Justo entonces el cielo se abrió, y empezó a llover. Otro monzón, éste con un estallido vertical. Oleada tras oleada de él golpearon la vacía calle. Laura se agazapó miserablemente en el portal, atrapando la lluvia en sus manos en forma de copa, bañando con ella su rostro y la piel expuesta de sus brazos. Al principio el agua pareció hacer las cosas peores…, un horrible picor, como si hubiera estado respirando salsa Tabasco.

Ahora tenía dos pulseras de plástico sobre la despellejada piel de sus muñecas. Sus pies estaban empapados en sus chorreantes sandalias baratas…, no a causa de la lluvia, sino de los charcos y los riachuelos en la calle fuera del almacén.

Había atravesado directamente la calle donde se libraba la batalla, ciega.
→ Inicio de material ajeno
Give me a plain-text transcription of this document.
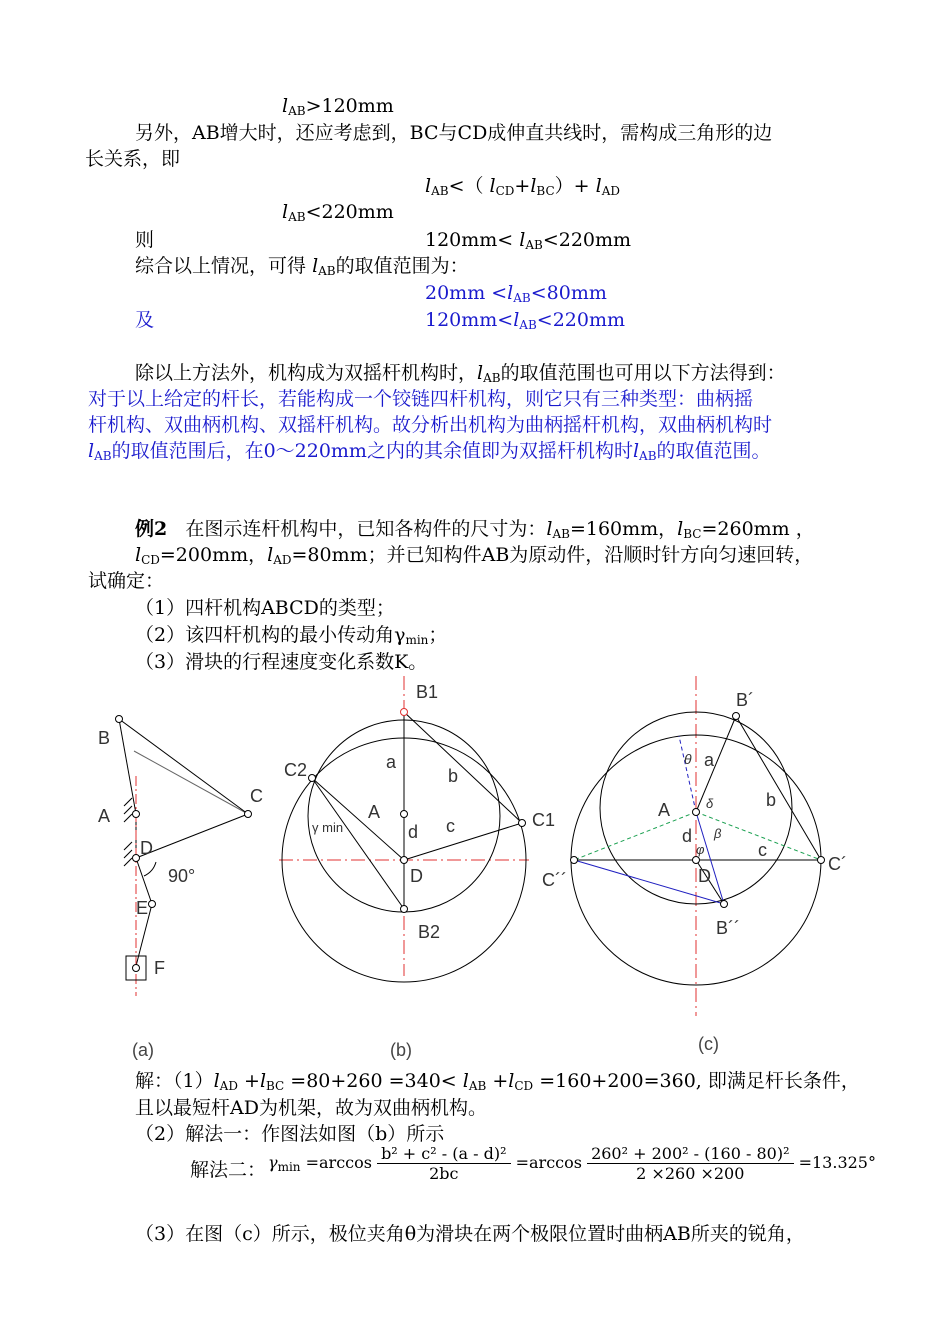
$l_{AB}>120mm$
另外，AB增大时，还应考虑到，BC与CD成伸直共线时，需构成三角形的边
长关系，即
$l_{AB}<$（ $l_{CD}+l_{BC})+ l_{AD}$
$l_{AB}<220mm$
则	$120mm< l_{AB}<220mm$
综合以上情况，可得 $l_{AB}$的取值范围为：
$20mm <l_{AB}<80mm$
及	$120mm<l_{AB}<220mm$
除以上方法外，机构成为双摇杆机构时，$l_{AB}$的取值范围也可用以下方法得到：
对于以上给定的杆长，若能构成一个铰链四杆机构，则它只有三种类型：曲柄摇
杆机构、双曲柄机构、双摇杆机构。故分析出机构为曲柄摇杆机构，双曲柄机构时
$l_{AB}$的取值范围后，在0～220mm之内的其余值即为双摇杆机构时$l_{AB}$的取值范围。
例2 在图示连杆机构中，已知各构件的尺寸为：$l_{AB}=160mm$，$l_{BC}=260mm$ ，
$l_{CD}=200mm$，$l_{AD}=80mm$；并已知构件AB为原动件，沿顺时针方向匀速回转，
试确定：
（1）四杆机构ABCD的类型；
（2）该四杆机构的最小传动角$\gamma_{min}$；
（3）滑块的行程速度变化系数K。
B
A
C
D
90°
E
F
B1
C2	a
b
A
γ min	c	C1
d
D
B2
B´
θ a
A	δ	b
d β
φ	c
C´´	D
C´
B´´
(a)	(b)	(c)
解：$(1)l_{AD} +l_{BC} =80+260 =340< l_{AB} +l_{CD} =160+200=360$, 即满足杆长条件，
且以最短杆AD为机架，故为双曲柄机构。
（2）解法一：作图法如图（b）所示
解法二： $\gamma_{min} =\arccos \frac{\text{b² + c² - (a - d)²}}{2bc} =\arccos \frac{\text{260² + 200² - (160 - 80)²}}{2 \times 260 \times 200} =13.325^\circ$
（3）在图（c）所示，极位夹角θ为滑块在两个极限位置时曲柄AB所夹的锐角，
Nadie la había tocado siquiera. Excepto…, había una larga tira de cinta inmovilizadora pegada a su tobillo, agitándose aún débilmente, como la cola recién cortada de un lagarto. La arrancó de sus tejanos.

Ahora podía reconocer la zona…, había recorrido todo el camino hasta los muelles Victoria y Alberto, justo en la parte oriental de la laguna Este. Al norte vio el rascacielos del albergue público de Tanjong Pagar…, blandos ladrillos gubernamentales de color pardo grisáceo.

Se sentó, respirando someramente, tosiendo, escupiendo de tanto en tanto. Deseaba estar de vuelta con su gente en el almacén. Pero no había forma alguna en que pudiera alcanzarlos de nuevo…, no era una opción juiciosa.

Los encontraría en la cárcel de todos modos. Saldría como fuera de aquella zona de batalla y conseguiría que la arrestaran. Una hermosa y tranquila cárcel. Sí. Sonaba bien.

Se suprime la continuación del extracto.